You have to finish your plate before you can go out and play.

Or,

You finished your entire plate! What a good boy/girl!

Now picture me sighing and shaking my head.

I didn’t realize this was such a big issue until I came here to Australia. My husband and I would eat either out or in, it didn’t matter and I’d reach a point in the meal when it would just be uncomfortable to finish the rest of the meal. Eventually my husband kept telling me again and again that it was okay to not finish the meal.

It may seem the simplest thing in the world to simply stop eating when you’re full, but it’s not. At home, I would feel guilty if my husband cooked and I didn’t finish. I felt not only like I was letting good food go to waste but that I was somehow insulting him and his hard work by not finishing. When we were out, I wasn’t worried about insulting anyone, but I still felt guilt when I pushed a plate or bowl with food still in it away and said, “I’m finished.”

This is a case of easier said than done if you have hang-ups about food. It took me months to be able to be reasonably comfortable saying I’m finished when I truly was finished. It’s truly a habit you have to teach yourself. Learning it, however, is one of the factors that kept me around the 250 mark instead of going any higher.

If you have troubles with this (when you’re at home, at least), take your leftovers and go through the act of making them leftovers. Even if you’d never really eat the leftover amount later, you’re still putting it away in the fridge and not into the wastebasket. You won’t get the guilt from wasting it or insulting anyone, and you’re still teaching yourself to say your finished when you are really finished, not when your mind/society/your parents say you’re finished eating.

Remember: You should not be deriving a sense of accomplishment from finishing your plate.

Potatoes and Insulin Resistance

There is nothing like a good reminder of why you’re on a quest to improve your health. I got one of those reminders last night.

I have completely taken rice out of my diet because of how it makes me tired. I’ve kicked pasta and now use bean curd noodles. I have had rye bread in the last couple of days, but I have otherwise kicked out bread. The same goes for potatoes.

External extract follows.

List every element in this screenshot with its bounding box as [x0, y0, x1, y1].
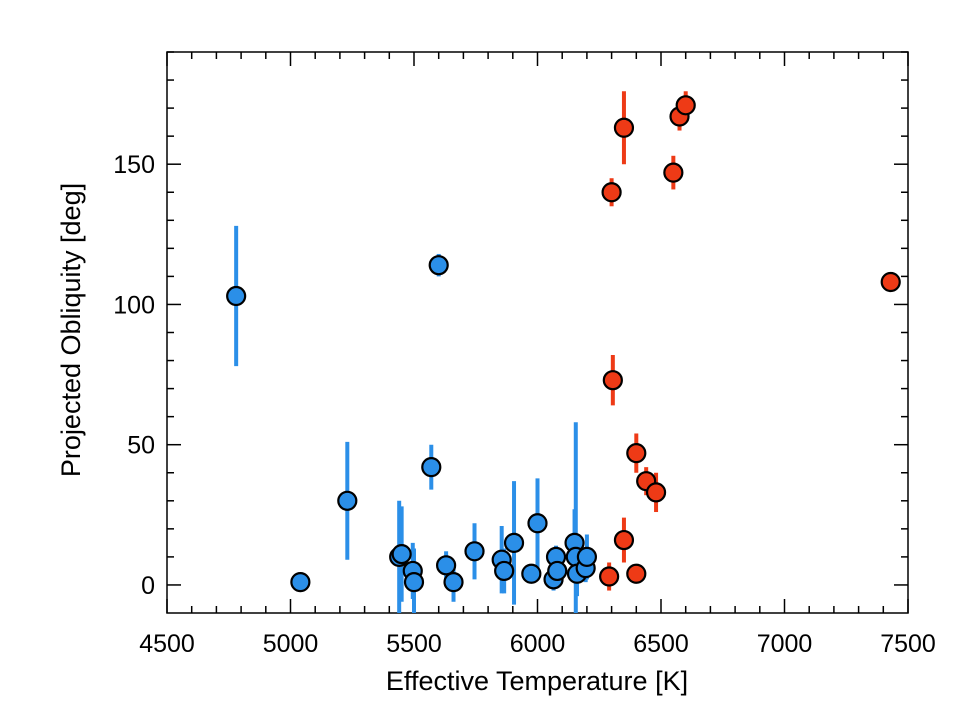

All in all, I have made a lot of positive changes for my diet in response to the insulin resistance side effects I was having before.

But I dropped my guard last night.

My husband and I went out to eat last night and I ordered an extra bowl of veggies on the side. When it comes to craving things that are good for me, I obey my cravings. My meal already came with some veggies, but I had a desperate craving for broccoli and, well…

The veggies in my meal included two small potatoes. Now, I haven’t had potatoes for a few months now. Time obviously liberally dusted my mind with ‘forget potion’ because I figured I’d give the potatoes a go and see how it went. I wasn’t sure if I’d actually react to them or not.

Well, I did.

Potatoes don’t knock me out with quite the force rice does, but those two little spuds were certainly the next best thing. About five minutes after we finished eating, I was yawning and ready for bed.

Why do I always have to test things? Why can’t I just leave things alone when I’m told no? Bleh. Ah well. I have been well and truly reminded why I don’t eat potatoes. (Or rice, or pasta, or…)

How about you? Are you insulin resistant or battling other factors that make getting fit that much more difficult?